PetriFlow proves the half that’s provable. As far as I can tell, nothing else does.

PetriFlow

Everything in this post - the termination proofs, the human gates, the bounded iterations - is real, running, and open source.

What I haven’t shown you yet: I built something on top of the engine. All of the proofs in this post compile from this:

require human-approval before execute-code

require search before generate

limit iterate to 3 per session

block shell

Four lines in a .rules file. Four structural proofs. Each rule compiles to an independent Petri net that’s verified at build time. Rules compose via AND: every net must agree for a tool call to proceed, so adding a rule can never weaken an existing guarantee, only make the system stricter. At runtime, your tools are wrapped with safety checks the model cannot bypass - not because of an if-statement, but because the transition doesn’t exist.

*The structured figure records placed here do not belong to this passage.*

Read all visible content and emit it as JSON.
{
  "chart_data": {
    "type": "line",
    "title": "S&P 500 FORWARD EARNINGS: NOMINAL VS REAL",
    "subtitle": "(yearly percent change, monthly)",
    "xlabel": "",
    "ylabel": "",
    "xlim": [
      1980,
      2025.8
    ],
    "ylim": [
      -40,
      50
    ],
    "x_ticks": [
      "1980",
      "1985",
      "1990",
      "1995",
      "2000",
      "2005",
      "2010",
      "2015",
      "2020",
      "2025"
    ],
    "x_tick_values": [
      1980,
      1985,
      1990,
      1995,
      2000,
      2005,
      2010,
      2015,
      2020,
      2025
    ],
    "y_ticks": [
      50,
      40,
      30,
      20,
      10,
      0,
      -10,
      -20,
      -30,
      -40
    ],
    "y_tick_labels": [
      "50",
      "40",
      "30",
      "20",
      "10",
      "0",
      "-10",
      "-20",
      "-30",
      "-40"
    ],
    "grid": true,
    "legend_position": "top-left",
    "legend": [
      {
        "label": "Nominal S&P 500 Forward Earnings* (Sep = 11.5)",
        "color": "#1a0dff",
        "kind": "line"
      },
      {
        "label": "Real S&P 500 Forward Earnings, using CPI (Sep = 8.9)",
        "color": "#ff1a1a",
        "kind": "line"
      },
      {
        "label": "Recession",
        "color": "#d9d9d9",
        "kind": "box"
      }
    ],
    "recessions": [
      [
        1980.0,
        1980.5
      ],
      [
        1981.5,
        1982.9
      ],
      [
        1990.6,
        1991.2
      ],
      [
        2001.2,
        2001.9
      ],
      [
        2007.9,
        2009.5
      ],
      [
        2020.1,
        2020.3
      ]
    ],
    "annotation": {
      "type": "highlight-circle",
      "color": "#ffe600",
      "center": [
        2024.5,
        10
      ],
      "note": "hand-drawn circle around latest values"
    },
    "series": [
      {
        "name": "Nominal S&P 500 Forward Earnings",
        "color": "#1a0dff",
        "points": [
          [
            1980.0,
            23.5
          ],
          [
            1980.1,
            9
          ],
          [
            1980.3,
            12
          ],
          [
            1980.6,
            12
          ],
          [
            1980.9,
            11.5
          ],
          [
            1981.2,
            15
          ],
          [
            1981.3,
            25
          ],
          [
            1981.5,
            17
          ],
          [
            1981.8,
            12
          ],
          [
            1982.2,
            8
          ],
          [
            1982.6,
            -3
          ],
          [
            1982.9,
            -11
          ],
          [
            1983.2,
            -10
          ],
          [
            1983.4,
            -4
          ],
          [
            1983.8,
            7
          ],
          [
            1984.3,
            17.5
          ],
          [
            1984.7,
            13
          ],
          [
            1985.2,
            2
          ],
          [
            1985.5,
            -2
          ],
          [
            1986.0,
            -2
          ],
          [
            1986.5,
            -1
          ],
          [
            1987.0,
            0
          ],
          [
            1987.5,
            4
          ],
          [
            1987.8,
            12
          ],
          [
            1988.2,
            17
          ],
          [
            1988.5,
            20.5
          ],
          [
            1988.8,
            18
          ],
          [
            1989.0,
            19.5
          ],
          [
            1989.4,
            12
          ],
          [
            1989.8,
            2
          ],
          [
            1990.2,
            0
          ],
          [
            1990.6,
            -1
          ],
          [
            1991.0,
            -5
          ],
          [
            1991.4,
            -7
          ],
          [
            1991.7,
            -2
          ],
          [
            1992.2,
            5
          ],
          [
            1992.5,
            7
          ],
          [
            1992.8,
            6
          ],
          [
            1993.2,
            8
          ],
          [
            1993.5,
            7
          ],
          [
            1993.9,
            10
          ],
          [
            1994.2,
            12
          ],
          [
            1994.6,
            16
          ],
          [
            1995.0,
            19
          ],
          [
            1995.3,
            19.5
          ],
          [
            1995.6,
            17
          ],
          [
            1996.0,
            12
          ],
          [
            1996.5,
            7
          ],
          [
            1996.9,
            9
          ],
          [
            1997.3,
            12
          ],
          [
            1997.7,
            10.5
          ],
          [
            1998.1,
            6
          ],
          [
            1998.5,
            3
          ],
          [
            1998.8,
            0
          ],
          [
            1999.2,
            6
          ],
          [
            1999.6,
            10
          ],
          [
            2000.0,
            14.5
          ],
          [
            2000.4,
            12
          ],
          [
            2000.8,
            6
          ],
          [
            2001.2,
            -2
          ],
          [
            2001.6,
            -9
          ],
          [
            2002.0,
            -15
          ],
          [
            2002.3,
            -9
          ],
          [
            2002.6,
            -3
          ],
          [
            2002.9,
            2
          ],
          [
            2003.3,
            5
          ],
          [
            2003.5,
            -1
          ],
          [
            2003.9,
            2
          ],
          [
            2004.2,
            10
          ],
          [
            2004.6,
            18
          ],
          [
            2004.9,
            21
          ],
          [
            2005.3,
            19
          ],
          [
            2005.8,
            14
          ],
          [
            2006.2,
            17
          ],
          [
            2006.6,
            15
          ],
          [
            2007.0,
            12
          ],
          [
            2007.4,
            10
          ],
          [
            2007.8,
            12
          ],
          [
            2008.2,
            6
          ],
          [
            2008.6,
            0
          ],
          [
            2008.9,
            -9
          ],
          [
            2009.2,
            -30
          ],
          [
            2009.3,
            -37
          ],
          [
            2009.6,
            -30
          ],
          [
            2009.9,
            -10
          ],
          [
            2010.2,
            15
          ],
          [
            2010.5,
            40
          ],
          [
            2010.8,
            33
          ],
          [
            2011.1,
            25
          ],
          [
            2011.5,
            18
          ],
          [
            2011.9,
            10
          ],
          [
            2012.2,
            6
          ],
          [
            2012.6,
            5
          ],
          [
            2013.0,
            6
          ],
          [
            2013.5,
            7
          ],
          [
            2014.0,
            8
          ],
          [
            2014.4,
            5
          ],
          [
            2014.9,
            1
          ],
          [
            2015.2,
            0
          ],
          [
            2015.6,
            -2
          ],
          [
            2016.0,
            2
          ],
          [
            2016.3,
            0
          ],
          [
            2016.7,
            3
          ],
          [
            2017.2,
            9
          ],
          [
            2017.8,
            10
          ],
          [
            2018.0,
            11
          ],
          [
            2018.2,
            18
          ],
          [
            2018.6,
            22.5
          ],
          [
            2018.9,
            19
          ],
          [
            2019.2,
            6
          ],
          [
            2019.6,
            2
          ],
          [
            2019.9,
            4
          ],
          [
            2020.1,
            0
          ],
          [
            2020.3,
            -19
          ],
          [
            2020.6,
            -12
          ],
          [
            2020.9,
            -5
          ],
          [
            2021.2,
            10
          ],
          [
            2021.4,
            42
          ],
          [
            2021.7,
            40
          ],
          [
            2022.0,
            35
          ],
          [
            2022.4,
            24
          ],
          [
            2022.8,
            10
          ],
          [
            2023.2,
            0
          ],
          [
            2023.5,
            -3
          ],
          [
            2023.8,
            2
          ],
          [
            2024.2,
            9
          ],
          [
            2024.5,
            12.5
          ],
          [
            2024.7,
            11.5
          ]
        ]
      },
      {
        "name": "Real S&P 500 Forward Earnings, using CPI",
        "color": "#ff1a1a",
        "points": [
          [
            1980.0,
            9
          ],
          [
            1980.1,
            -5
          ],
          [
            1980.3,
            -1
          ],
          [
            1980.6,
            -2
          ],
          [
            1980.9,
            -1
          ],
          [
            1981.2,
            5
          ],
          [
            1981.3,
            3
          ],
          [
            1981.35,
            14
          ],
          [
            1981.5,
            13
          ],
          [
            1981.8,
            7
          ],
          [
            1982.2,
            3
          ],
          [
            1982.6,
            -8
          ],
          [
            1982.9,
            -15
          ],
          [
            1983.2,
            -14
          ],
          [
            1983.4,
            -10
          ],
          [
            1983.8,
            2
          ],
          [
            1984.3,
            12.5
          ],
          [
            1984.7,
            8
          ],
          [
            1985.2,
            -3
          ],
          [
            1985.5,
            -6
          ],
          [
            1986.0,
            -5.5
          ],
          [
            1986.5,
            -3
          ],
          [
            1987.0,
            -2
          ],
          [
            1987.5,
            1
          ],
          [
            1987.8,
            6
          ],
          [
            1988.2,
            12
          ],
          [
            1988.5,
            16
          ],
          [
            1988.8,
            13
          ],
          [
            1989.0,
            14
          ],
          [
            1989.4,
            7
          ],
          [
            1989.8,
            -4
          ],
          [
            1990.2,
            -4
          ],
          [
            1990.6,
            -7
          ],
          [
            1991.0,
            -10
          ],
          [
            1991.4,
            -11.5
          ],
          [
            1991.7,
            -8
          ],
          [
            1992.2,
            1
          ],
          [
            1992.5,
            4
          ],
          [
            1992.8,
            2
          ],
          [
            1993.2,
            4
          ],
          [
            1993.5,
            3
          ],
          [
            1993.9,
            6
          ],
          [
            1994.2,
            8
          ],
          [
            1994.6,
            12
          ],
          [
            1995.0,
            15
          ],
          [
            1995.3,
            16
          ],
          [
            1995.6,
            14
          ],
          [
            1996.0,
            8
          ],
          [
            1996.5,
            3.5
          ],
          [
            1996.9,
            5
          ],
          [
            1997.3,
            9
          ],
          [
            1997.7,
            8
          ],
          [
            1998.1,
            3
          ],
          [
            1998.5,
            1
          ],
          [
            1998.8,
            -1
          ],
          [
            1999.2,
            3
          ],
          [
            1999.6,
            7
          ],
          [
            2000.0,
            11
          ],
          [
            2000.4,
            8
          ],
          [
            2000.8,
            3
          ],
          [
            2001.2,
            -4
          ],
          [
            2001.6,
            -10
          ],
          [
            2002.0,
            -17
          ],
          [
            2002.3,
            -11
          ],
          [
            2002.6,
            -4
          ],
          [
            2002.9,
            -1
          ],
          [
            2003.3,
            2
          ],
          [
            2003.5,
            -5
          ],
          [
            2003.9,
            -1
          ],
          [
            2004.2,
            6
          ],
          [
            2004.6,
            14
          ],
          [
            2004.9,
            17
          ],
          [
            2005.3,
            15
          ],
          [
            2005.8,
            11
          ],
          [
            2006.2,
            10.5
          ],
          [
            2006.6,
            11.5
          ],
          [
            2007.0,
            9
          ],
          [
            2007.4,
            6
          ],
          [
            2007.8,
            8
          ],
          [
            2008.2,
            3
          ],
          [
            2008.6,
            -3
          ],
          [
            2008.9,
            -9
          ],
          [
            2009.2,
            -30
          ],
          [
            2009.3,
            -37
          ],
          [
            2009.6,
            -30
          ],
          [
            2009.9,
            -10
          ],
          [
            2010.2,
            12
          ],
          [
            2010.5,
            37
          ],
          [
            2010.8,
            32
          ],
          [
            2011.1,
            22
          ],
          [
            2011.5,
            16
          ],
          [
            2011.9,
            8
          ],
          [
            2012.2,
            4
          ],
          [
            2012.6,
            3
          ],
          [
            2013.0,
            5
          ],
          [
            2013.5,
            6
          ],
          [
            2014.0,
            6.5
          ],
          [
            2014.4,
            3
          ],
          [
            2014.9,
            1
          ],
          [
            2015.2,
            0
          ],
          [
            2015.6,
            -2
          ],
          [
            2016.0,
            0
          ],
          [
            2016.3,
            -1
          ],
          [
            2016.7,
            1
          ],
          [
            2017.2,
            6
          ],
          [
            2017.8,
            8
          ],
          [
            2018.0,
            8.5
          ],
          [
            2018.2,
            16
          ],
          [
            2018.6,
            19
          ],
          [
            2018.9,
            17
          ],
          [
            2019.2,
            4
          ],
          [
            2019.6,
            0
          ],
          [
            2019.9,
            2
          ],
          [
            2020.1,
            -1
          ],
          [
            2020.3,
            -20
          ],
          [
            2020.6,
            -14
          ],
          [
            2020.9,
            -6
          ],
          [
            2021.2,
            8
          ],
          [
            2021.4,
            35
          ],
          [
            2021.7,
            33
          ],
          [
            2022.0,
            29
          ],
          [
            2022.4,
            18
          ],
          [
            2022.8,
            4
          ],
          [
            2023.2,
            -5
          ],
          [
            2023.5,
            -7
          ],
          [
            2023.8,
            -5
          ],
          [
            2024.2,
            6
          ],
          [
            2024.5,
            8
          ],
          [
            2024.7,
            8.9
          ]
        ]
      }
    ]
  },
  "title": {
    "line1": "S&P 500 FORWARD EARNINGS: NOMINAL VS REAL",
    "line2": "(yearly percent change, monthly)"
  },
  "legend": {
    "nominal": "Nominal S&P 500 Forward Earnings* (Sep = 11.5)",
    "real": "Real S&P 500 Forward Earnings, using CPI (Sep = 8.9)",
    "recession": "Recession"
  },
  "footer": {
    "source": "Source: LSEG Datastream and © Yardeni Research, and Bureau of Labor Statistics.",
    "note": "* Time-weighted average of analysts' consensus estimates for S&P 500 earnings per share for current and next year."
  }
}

It’s called PetriFlow. It works with the Vercel AI SDK. Think of it as a type system for agent tools - TypeScript catches undefined is not a function before your code runs; this catches “agent deleted without backing up” before your agent runs.

You won’t need to understand Petri nets to use it. If you want to understand them anyway, start here.


[1] Neugebauer, A. et al. “Beyond Prompt Chaining: The TB-CSPN Architecture for Agentic AI.” Future Internet, August 2025. Their finding of 66.7% fewer LLM calls vs LangGraph aligns with my unbatched result (63.6%). With batching, both PetriFlow and n8n match at 2 calls per iteration - but call efficiency turns out not to be the interesting axis. The interesting axis is what you can prove.

[2] In the first post, I argued Petri nets make invalid states structurally impossible. That’s still true. But for agents, the stronger claim is that Petri nets make safety properties provable. Invalid states aren’t just impossible - you can show they’re impossible, exhaustively, before deployment. That’s a different category of tool.